Todos esses foram manifestos de festivais
que começaram a reagrupar o seu staff justamente nesses
encontros. O primeiro festival com essa concepção ocorreu
em 1967 em Viña del Mar, Chile, onde se reuniu a nata dos
cineastas. Assim, eles tomaram pé do que estavam fazendo
em seus respectivos países. “Começou uma integração cultural
que forneceu as bases para o cinema que ora há, com mais
conteúdos produzidos pela América Latina”, conta Riquelme.
Naquela
época, os recursos eram mínimos.
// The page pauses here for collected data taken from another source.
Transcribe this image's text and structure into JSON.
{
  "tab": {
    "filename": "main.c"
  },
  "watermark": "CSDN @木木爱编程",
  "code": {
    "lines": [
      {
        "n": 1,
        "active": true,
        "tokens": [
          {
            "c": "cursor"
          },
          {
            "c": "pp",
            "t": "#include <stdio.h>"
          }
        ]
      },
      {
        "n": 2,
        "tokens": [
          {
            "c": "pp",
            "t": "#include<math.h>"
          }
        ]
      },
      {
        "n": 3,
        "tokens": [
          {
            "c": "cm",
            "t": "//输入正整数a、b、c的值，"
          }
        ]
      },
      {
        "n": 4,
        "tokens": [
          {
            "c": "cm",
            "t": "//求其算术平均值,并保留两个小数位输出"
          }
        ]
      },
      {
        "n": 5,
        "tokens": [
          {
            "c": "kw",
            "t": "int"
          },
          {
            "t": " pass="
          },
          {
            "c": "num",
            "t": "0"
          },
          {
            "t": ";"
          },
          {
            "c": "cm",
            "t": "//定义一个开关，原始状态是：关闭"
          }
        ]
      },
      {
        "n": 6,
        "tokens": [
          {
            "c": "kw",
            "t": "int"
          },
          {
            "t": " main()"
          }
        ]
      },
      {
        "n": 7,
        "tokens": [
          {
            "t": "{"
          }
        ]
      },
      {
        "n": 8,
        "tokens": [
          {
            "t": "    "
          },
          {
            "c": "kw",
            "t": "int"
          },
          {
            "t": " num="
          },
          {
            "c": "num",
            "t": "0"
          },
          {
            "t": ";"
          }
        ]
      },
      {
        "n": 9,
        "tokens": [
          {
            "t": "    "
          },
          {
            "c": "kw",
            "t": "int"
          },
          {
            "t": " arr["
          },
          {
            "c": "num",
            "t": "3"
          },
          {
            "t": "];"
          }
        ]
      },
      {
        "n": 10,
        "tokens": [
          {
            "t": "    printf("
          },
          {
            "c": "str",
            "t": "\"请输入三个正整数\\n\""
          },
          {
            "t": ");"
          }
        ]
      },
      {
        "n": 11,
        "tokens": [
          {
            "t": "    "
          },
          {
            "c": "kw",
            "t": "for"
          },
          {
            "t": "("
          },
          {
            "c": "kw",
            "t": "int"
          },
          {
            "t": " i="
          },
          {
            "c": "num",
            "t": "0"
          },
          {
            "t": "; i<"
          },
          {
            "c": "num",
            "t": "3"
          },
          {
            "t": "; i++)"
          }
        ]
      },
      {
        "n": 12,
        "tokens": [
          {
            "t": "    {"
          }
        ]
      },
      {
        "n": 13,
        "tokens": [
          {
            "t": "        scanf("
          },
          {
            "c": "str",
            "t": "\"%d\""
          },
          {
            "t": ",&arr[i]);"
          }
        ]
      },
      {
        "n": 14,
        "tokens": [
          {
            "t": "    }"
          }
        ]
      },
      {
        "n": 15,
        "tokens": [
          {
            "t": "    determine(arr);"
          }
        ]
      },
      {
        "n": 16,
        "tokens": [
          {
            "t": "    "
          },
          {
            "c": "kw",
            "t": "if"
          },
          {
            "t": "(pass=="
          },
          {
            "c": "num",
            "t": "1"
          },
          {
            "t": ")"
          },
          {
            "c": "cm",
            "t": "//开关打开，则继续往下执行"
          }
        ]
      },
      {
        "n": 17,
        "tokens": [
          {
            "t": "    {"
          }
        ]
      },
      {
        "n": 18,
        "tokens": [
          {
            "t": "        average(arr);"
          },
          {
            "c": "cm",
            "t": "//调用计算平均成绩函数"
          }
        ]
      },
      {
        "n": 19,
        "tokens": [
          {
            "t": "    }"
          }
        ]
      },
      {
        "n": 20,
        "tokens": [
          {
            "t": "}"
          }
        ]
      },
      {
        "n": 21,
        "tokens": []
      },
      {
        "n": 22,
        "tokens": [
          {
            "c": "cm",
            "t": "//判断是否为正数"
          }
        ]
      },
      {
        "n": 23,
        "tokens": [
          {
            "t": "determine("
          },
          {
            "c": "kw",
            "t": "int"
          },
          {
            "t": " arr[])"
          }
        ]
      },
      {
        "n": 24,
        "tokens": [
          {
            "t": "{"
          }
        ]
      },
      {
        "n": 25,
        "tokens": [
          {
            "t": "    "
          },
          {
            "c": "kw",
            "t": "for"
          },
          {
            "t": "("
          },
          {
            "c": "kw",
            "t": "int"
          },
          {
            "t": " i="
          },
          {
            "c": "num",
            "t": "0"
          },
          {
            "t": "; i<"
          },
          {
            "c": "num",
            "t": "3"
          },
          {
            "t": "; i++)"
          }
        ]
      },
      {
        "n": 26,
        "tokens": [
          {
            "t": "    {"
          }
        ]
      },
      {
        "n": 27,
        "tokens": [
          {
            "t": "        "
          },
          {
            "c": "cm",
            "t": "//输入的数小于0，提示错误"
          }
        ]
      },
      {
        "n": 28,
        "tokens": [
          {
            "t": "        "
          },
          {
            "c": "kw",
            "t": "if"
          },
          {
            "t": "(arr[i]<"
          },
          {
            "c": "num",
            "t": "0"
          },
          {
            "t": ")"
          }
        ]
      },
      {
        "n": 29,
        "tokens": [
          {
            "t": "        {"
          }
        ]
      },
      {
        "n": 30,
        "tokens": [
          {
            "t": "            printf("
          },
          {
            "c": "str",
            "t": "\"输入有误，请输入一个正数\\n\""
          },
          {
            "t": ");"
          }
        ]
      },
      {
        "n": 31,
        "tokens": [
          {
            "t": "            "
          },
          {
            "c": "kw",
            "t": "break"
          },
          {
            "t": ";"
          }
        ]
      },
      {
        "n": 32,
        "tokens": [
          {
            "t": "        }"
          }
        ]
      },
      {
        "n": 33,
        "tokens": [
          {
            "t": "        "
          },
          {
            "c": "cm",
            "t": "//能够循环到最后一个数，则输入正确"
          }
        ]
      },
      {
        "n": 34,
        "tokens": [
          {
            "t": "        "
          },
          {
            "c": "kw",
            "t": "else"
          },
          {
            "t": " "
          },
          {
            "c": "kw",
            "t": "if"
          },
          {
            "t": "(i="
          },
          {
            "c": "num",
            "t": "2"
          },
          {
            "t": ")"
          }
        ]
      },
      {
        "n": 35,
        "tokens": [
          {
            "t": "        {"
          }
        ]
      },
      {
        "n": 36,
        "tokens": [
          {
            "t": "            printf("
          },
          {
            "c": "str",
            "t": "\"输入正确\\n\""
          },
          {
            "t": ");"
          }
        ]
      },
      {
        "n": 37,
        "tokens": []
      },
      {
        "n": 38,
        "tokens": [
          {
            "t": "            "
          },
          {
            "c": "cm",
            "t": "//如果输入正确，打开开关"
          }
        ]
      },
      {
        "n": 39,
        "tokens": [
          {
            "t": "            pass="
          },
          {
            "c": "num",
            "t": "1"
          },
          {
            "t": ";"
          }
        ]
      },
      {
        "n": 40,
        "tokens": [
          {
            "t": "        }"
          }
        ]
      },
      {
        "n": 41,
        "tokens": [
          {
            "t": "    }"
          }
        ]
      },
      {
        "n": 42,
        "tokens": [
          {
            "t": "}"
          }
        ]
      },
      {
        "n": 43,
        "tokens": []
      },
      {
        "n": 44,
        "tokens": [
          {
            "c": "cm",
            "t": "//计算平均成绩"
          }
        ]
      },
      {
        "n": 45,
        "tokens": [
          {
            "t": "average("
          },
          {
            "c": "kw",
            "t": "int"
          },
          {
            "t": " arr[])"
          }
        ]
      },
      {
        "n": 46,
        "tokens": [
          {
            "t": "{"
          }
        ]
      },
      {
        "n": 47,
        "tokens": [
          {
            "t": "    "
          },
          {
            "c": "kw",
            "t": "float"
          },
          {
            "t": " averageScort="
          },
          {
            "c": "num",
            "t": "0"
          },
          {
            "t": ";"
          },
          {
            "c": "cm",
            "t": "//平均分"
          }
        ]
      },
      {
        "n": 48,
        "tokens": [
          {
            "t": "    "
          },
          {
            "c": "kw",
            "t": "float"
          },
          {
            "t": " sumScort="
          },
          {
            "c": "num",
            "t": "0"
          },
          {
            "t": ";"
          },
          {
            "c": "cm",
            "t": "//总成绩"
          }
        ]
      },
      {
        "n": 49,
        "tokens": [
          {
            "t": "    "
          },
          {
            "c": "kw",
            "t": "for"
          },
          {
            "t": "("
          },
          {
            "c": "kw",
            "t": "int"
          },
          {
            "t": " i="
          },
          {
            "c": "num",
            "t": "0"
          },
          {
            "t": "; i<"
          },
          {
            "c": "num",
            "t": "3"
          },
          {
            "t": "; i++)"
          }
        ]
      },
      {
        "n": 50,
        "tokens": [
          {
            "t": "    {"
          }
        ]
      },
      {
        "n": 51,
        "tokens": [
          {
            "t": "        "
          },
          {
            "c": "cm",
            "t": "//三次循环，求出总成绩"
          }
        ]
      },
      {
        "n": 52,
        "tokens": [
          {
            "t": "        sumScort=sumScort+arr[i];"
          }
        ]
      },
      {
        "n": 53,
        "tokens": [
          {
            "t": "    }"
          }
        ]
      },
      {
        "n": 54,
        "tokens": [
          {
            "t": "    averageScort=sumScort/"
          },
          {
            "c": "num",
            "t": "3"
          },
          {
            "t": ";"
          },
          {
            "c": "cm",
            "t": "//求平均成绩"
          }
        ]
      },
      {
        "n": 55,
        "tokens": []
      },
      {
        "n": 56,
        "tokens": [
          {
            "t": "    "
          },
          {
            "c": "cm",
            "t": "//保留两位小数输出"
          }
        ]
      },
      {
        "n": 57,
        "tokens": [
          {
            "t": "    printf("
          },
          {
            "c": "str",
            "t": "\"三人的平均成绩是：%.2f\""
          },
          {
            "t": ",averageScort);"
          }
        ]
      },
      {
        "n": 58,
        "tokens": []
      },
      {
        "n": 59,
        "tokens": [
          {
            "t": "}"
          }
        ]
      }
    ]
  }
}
As próprias pessoas subsidiavam
os seus trabalhos. Pegavam uma câmera e diziam “vamos à
luta; vamos gravar; vamos ver se dá certo”. O pesquisador,
também por meio de filmagens, registrou esse momento em
que o cinema era incipiente em seu país.
Um dos documentários clássicos do período
foi La hora de los hornos, de 1968, de Fernando
Solanas e Octavio Getino, com duração de quatro horas. Ele
é quase uma tese da colonização dessa América. É imperdível
para ser visto pelos alunos de escolas, frisa o artista
plástico, para entender aquilo que é, o que foi e o que
será. Além do mais, é um filme que serve de referência a
todos outros filmes do cinema latino-americano ou de ficção.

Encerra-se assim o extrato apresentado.